Loup de Ferrières, Correspondance, trad. Léon Levillain, Paris 1964 p.175 à 181

Peu après, le monastère fut sollicité pour accueillir le sacre des deux fils de Louis II le Bègue qui venait de mourir. Ce n'est, en effet, qu'à partir de 1027 et du sacre d'Henri Ier que cette cérémonie eut systématiquement lieu dans la cathédrale de Reims. Encore adolescents, les deux souverains Louis III et Carloman sont sacrés dans l'abbatiale le 10 avril 879, un vendredi saint. Mais les deux rois sont morts très jeunes et sans héritiers directs, ce qui a peut-être changé la destinée de l'abbaye de Ferrières.

La triste fin de Louis III et de Carloman

Louis III était un jeune roi dynamique, qui aurait pu redonner un second souffle à la dynastie carolingienne. Il avait, notamment, remporté une victoire face aux terribles Vikings. Mais en 882, il fut victime de sa vitalité, s'éclatant la tête, dit-on, au linteau d'une porte alors qu'il coursait une fille !! (d'après Laurent Theis, L'héritage de Charlemagne, Point Seuil, 1990, p.116) Carloman, son frère, a tout juste seize ans quand il devient le seul roi des Francs. Il ne manque pas de courage lui non plus, mais meurt d'un accident de chasse à la fin de l'année 884.

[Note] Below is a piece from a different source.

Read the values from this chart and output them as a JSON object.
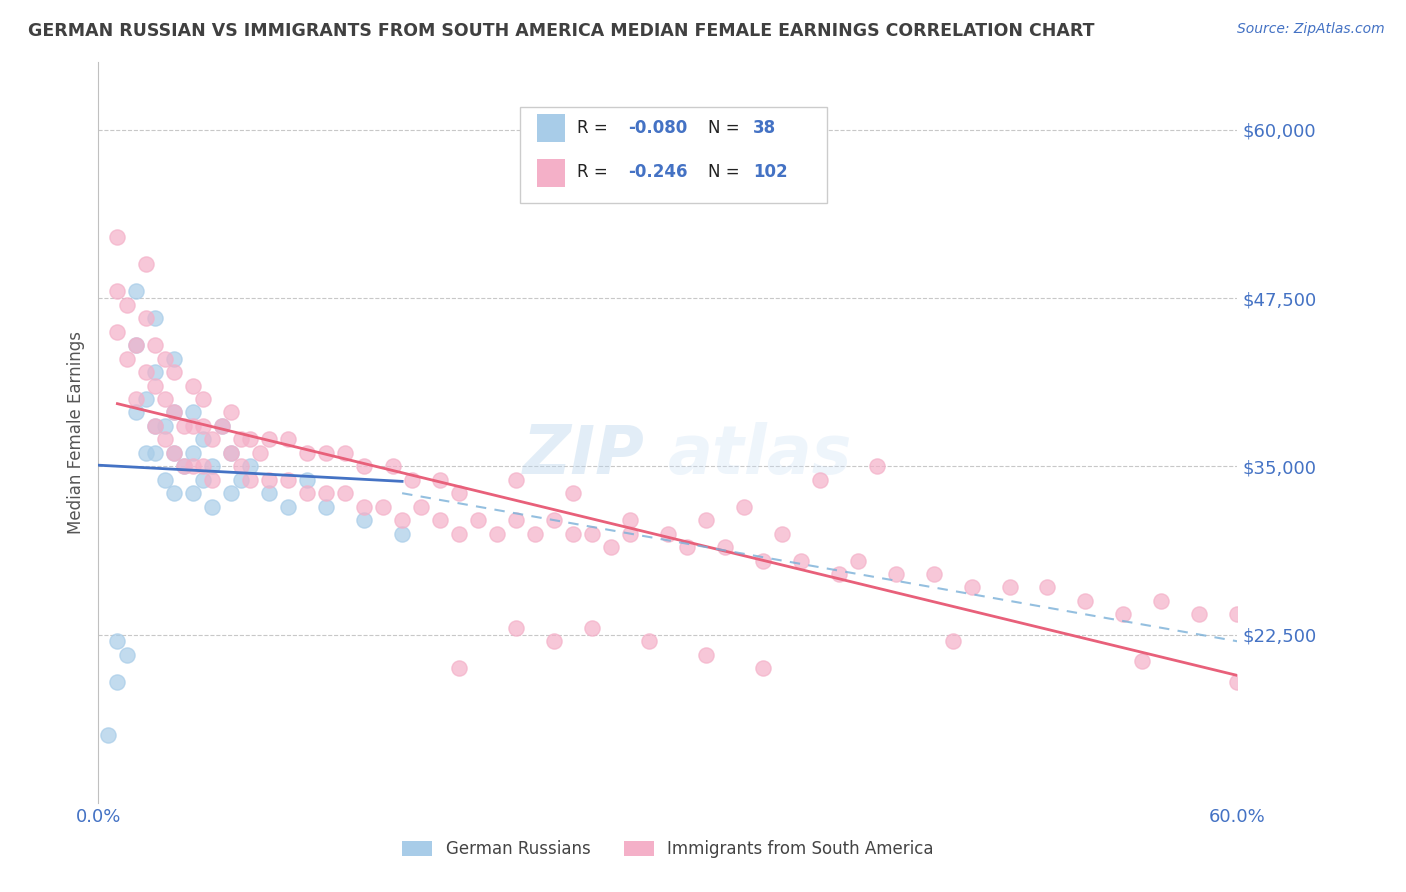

La dégradation s'accentue avec l'arrivée d'abbés non plus préoccupés de belles lettres mais intéressés par les revenus. Ainsi, en 960, l'archevêque de Sens, Archambaud, devient abbé et en profite pour dilapider une partie des biens de la communauté. Cet ecclésiastique plus sensible aux biens matériels qu'aux richesses spirituelles meurt huit ans plus tard frappé par la foudre au cours d'une orgie.